I initially thought that gradually decreasing the randomization probability of a poorly performing arm would be better than keeping the randomization probability equal until it suddenly drops to zero. But experience suggests this intuition was wrong.
Simulation study
I designed a 4-arm trial with a uniform prior on the probability of response on each arm. The maximum accrual was set to 400 patients.
An arm is suspended if the posterior probability of it being best drops below 0.05. (Note: A suspended arm is not necessarily closed. It may become active again in response to more data.)
Subjects are randomized equally to all available arms. If only one arm is available, the trial stops.

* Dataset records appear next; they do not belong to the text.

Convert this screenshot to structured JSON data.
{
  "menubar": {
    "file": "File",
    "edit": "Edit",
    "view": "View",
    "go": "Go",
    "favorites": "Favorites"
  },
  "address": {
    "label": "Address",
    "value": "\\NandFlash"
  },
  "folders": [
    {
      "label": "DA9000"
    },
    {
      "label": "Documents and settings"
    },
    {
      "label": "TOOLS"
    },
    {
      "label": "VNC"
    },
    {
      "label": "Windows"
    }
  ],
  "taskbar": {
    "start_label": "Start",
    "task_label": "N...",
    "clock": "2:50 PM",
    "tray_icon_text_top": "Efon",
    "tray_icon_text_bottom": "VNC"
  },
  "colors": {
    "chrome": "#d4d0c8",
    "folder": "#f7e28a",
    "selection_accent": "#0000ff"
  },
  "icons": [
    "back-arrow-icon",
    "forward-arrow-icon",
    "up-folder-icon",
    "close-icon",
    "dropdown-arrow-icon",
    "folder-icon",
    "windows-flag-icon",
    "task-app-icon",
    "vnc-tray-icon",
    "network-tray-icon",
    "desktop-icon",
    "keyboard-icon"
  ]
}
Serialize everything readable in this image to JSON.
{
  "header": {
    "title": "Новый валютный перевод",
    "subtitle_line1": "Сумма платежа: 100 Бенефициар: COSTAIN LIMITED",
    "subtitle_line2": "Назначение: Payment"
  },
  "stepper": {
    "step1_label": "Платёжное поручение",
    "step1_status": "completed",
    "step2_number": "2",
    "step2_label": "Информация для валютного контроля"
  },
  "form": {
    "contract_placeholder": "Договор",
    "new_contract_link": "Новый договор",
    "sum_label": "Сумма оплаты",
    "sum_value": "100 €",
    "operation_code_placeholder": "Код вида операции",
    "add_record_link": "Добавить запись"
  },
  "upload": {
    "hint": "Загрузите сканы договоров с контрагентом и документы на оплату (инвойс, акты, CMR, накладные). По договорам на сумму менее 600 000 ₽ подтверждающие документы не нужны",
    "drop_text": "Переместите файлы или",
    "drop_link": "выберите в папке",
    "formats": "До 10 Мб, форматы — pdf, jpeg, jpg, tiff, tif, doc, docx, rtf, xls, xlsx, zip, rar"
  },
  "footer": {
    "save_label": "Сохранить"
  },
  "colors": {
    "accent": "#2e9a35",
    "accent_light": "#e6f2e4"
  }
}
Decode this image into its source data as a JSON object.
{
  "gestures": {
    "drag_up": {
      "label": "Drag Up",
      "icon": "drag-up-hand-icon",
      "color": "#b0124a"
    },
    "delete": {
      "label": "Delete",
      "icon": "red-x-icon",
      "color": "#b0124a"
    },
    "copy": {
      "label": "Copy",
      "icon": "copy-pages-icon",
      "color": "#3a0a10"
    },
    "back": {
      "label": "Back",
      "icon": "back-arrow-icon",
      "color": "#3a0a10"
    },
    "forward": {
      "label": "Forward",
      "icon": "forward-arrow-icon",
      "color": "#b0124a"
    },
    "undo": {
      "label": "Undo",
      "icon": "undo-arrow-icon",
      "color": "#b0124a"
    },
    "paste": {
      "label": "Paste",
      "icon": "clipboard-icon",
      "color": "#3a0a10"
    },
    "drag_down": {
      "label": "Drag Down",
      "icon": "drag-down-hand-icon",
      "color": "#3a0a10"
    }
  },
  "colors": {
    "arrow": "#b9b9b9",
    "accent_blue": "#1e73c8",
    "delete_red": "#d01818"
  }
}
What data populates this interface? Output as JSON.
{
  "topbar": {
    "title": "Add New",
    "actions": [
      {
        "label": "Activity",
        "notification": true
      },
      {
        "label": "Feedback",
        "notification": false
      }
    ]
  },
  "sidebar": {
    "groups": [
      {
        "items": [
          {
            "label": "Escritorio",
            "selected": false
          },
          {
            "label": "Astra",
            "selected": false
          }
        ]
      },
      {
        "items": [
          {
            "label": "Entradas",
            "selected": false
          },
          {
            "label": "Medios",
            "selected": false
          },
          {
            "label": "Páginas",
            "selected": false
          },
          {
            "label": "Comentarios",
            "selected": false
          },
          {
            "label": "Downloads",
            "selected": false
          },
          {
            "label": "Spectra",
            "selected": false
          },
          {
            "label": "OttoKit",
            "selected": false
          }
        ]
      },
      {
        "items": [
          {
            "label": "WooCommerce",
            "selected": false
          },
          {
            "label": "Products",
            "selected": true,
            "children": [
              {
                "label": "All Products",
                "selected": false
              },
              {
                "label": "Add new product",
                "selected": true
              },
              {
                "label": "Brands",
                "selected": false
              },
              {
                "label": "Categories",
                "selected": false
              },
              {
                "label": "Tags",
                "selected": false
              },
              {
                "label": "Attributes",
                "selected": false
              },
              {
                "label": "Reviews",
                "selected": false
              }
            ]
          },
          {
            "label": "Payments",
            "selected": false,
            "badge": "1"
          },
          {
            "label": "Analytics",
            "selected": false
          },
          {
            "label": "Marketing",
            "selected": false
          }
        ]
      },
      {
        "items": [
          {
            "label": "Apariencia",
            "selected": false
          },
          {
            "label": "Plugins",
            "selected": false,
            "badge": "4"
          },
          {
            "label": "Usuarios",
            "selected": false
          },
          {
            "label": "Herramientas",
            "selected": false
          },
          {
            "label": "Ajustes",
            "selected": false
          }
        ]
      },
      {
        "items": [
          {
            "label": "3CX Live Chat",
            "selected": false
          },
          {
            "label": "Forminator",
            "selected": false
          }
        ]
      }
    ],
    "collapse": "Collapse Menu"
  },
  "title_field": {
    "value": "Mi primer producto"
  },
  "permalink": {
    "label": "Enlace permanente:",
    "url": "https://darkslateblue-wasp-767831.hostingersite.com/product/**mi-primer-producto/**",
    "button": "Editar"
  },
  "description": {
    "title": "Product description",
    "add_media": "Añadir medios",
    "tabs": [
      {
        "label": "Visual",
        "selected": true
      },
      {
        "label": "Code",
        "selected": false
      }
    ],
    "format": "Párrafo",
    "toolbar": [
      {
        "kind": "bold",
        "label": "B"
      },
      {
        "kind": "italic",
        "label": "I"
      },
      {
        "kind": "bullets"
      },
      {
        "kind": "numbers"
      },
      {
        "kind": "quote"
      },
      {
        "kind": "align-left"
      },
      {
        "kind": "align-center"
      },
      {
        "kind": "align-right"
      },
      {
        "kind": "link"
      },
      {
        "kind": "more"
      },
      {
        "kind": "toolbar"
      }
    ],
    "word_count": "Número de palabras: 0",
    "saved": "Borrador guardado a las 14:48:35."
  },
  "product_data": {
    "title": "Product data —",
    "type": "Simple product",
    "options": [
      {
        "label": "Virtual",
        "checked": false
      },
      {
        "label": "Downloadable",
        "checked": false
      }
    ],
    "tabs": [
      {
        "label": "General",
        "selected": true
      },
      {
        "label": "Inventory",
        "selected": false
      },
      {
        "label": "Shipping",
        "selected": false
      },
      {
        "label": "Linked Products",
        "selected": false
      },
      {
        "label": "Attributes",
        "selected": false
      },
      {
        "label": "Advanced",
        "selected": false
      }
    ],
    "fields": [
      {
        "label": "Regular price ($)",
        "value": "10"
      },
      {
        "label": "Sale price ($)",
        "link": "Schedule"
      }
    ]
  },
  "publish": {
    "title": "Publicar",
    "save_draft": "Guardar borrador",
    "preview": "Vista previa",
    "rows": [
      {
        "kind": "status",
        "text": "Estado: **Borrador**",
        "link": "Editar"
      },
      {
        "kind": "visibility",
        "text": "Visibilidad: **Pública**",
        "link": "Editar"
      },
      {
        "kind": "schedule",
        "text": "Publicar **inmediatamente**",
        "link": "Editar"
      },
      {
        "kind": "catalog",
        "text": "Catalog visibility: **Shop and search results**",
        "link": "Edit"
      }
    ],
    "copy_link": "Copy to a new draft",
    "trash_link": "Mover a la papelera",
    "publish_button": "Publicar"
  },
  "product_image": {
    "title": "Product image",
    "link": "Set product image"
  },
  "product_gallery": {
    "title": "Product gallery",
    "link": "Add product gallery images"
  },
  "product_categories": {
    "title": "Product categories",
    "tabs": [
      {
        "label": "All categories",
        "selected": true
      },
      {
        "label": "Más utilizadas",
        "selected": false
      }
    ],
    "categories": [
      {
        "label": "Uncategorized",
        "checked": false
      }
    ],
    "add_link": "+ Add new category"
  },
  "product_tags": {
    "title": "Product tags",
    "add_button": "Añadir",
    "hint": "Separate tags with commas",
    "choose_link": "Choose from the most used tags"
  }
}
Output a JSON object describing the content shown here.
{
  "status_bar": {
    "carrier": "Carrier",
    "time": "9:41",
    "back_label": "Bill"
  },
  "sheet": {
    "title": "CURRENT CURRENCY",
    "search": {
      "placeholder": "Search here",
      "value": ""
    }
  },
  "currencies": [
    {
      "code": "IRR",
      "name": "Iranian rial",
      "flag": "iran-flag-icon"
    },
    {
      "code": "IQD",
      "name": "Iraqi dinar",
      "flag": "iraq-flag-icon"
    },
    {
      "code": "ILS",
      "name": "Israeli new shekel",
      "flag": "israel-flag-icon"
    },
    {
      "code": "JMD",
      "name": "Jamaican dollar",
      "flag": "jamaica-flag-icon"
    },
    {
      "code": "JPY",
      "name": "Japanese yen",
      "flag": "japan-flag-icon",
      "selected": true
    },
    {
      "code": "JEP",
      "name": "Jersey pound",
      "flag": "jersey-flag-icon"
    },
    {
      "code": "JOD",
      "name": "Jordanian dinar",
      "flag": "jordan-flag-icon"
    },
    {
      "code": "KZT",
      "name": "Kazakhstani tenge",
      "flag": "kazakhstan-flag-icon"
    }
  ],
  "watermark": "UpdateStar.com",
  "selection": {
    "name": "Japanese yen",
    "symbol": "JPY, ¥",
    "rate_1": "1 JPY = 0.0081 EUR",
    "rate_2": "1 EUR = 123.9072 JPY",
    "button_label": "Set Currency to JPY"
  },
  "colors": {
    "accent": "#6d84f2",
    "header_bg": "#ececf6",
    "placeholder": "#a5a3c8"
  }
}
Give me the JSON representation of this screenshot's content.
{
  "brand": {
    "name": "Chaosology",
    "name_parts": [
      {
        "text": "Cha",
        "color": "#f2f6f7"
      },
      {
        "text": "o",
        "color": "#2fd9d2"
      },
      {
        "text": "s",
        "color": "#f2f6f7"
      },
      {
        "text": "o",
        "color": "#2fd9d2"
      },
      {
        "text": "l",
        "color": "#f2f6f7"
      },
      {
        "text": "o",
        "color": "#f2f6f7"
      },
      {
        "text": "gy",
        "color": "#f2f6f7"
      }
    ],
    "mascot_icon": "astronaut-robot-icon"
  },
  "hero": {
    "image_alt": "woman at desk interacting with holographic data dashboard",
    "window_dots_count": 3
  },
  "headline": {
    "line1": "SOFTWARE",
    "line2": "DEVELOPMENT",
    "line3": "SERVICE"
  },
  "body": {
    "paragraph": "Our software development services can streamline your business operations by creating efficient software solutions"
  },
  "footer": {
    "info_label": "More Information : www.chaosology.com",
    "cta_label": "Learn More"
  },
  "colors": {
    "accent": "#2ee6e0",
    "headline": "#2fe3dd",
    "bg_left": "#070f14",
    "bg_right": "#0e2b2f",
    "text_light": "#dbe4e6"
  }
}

Each trial was simulated 1,000 times.
In the first scenario, I assume the true probabilities of successful response on the treatment arms are 0.3, 0.4, 0.5, and 0.6 respectively. The treatment arm with 30% response was dropped early in 99.5% of the simulations, and on average only 12.8 patients were assigned to this treatment.
|-----+----------+----------------+----------| | Arm | Response | Pr(early stop) | Patients | |-----+----------+----------------+----------| | 1 | 0.3 | 0.995 | 12.8 | | 2 | 0.4 | 0.968 | 25.7 | | 3 | 0.5 | 0.754 | 60.8 | | 4 | 0.6 | 0.086 | 93.9 | |-----+----------+----------------+----------|
An average of 193.2 patients were used out of the maximum accrual of 400. Note that 80% of the subjects were allocated to the two best treatments.
Here are the results for the second scenario. Note that in this scenario there are two bad treatments and two good treatments. As we’d hope, the two bad treatments are dropped early and the trial concentrates on deciding the better of the two good treatment.
|-----+----------+----------------+----------| | Arm | Response | Pr(early stop) | Patients | |-----+----------+----------------+----------| | 1 | 0.35 | 0.999 | 11.7 | | 2 | 0.45 | 0.975 | 22.5 | | 3 | 0.60 | 0.502 | 85.6 | | 4 | 0.65 | 0.142 | 111.0 | |-----+----------+----------------+----------|
An average of 230.8 patients were used out of the maximum accrual of 400. Now 85% of patients were assigned to the two best treatments. More patients were used in this scenario because the two best treatments were harder to tell apart.